Our Last Chance (Heart of Hope 1) - Page 101

I sat on a chair near his recliner. “I got mad and quit.”

“I see.” He stared at me like he wasn’t sure how to respond.

“I can’t represent a hospital that will toss its hard-working staff under the bus.”

“Is that what it was doing?”

“It looks like Nick has a good a good chance that the Mason family will drop charges, but the hospital was still looking for ways to blame him.”

My father’s face lit up. “Nick will be cleared?”

I smiled, because my father’s smile reminded me of what was important. “He has a good case. It remains to see if the family accepts it. That doesn’t take the hospital off the hook though. Unless a pathologist can … well, I can’t go into details. It’s possible the hospital could still be liable, but it won’t accept it. It was unprofessional of me to quit. It’s not like I haven’t represented assholes before, but I just … snapped.”

“You love Nick and you don’t like to see someone out to get him.”

I sagged back in my chair. “Yeah well, now I have no job and no prospects for a job.”

My dad patted my hand. “I have faith it will all work out. You could work with Eli. He’s setting up some sort of Internet thing.”

“Maybe I could just hang out with you and watch about boingos.”

“It’s bongos.”

“See, I have lots to learn.”

My father laughed. “You’ll be all right Mia. The answers aren’t in front of you at the moment, but you have to trust they’ll come.”

“You don’t think it was stupid to quit like that?”

“Not stupid. Not smart, but sometimes drastic measures are required. I quit my counseling practice before I had the store. Your mother wanted to box my ears I’m sure, but she knew that somehow it would work out, and it did.”

I admired my father’s ability to see the positive. Things didn’t work out for him in the end, since my mother died, but he didn’t seem to see it like that. I wondered how’d he’d been able to go on without her. I was pining away for Nick, and he wasn’t gone. I could go to San Diego and see him if I wanted to. I could tell him how I was feeling, starting with how pissed I was for his leaving.

“Things will work out for you too, Mia. And Nick as well.”

35

Nick

For the first time in a while, I felt energized.
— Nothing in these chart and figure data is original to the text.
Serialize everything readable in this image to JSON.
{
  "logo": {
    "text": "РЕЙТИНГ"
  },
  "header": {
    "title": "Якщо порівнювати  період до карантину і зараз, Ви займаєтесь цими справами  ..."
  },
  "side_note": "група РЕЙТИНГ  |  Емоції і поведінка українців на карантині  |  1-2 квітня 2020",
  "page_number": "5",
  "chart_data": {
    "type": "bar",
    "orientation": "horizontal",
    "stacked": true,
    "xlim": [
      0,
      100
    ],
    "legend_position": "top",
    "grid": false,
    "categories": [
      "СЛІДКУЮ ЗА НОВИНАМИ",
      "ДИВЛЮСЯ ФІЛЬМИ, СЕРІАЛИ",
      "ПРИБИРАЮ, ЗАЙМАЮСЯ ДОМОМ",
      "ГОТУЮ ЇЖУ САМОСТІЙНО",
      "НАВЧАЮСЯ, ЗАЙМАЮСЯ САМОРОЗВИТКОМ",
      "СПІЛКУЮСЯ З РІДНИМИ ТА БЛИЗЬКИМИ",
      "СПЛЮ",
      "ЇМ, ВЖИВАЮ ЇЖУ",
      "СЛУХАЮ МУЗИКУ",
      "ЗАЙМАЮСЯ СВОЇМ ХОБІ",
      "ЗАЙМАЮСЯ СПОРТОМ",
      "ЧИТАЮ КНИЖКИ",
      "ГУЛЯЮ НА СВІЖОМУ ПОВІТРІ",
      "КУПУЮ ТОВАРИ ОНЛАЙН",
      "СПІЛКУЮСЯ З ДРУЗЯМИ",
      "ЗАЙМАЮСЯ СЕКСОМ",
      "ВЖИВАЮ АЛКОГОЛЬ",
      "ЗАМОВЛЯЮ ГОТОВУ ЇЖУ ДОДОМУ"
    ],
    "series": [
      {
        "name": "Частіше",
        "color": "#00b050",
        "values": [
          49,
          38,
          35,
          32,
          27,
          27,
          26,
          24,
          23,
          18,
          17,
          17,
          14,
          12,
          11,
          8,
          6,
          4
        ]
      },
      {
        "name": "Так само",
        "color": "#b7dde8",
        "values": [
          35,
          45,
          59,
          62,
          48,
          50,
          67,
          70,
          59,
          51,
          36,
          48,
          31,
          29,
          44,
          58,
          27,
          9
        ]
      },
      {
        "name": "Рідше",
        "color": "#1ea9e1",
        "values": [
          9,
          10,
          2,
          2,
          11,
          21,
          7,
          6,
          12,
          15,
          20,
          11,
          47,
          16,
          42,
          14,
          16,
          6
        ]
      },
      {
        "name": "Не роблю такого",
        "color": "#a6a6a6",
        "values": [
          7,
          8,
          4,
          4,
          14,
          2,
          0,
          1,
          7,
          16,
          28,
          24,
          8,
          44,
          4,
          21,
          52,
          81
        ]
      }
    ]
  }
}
Like I had the confidence I needed to take my life back, even though I wasn’t sure what I was going to do. The flight back to Reno took forever. I got my car out of long-term parking and made my way to Victoria’s office. We reviewed my case and she seemed to agree that it could be enough to encourage the Mason family to drop me from the lawsuit. I asked her to call Mia and let her know. Yes, I was still avoiding Mia, but I’d see her soon. I didn’t want to talk to her until I had a better sense of where my life was and what I’d be able to offer her.

I left Victoria’s office and went directly to the psychiatrist’s office that I’d called and made an appointment with before I left San Diego. The idea that talking about problems would make them go away still baffled me, but I couldn’t deny that one visit with a counselor had reframed some of my thoughts and re-energized me. I wasn’t cured, but if I was to have any peace, this felt like the answer.

That meeting didn’t have me leaving with any great epiphanies, but I didn’t feel worse. I set up a standing weekly visit, and walked out with a few new tools, beyond the journal, to help me if I felt an episode coming on. The psychiatrist did encourage me to get back into medicine if that was my end goal.

“It is easier to deal with difficulties if you don’t have to experience them, but if you want to practice medicine, you need to learn how to handle them while in the thick of it. It’s like the proverbial horse. You have to get back on. With a few coping skills, you’ll be able to desensitize the experiences, and have fewer episodes.”

I had to trust that was true. I wanted it to be true and would work to make it so.

I drove back to Goldrush Lake, enjoying the beauty of the mountains and fresh air. As I entere

d the outskirts, I had a tingle of anxiety in my lower spine. The last time I was here, a group of people wanted to string me up and ended up hurting Mia. Did they still feel that way? Would they always feel that way, even if it was proven that I wasn’t negligent or the cause of Ms. Mason’s death? If so, could I continue to live there, even if Mia gave me a chance?

I shook my head. One thing at a time, Foster. I spent the next few days holed up at home, looking at my options, and making plans. I realized the job prospect was going to take longer than I wanted to wait. I needed to see Mia. So, I upped the plan to put that in action.

I headed to the Parker Sports store. Eli and I weren’t friends anymore, and it was unlikely we would ever be, but this time I’d try to do things right. I parked out front and entered the store. I remembered going there as a kid and playing with Eli. To us, the sports equipment was like toys.

The store had several shoppers. Eli was talking to someone over by the hiking boots. He had a surprised expression when he saw me, but he nodded, indicating he’d be with me in a minute.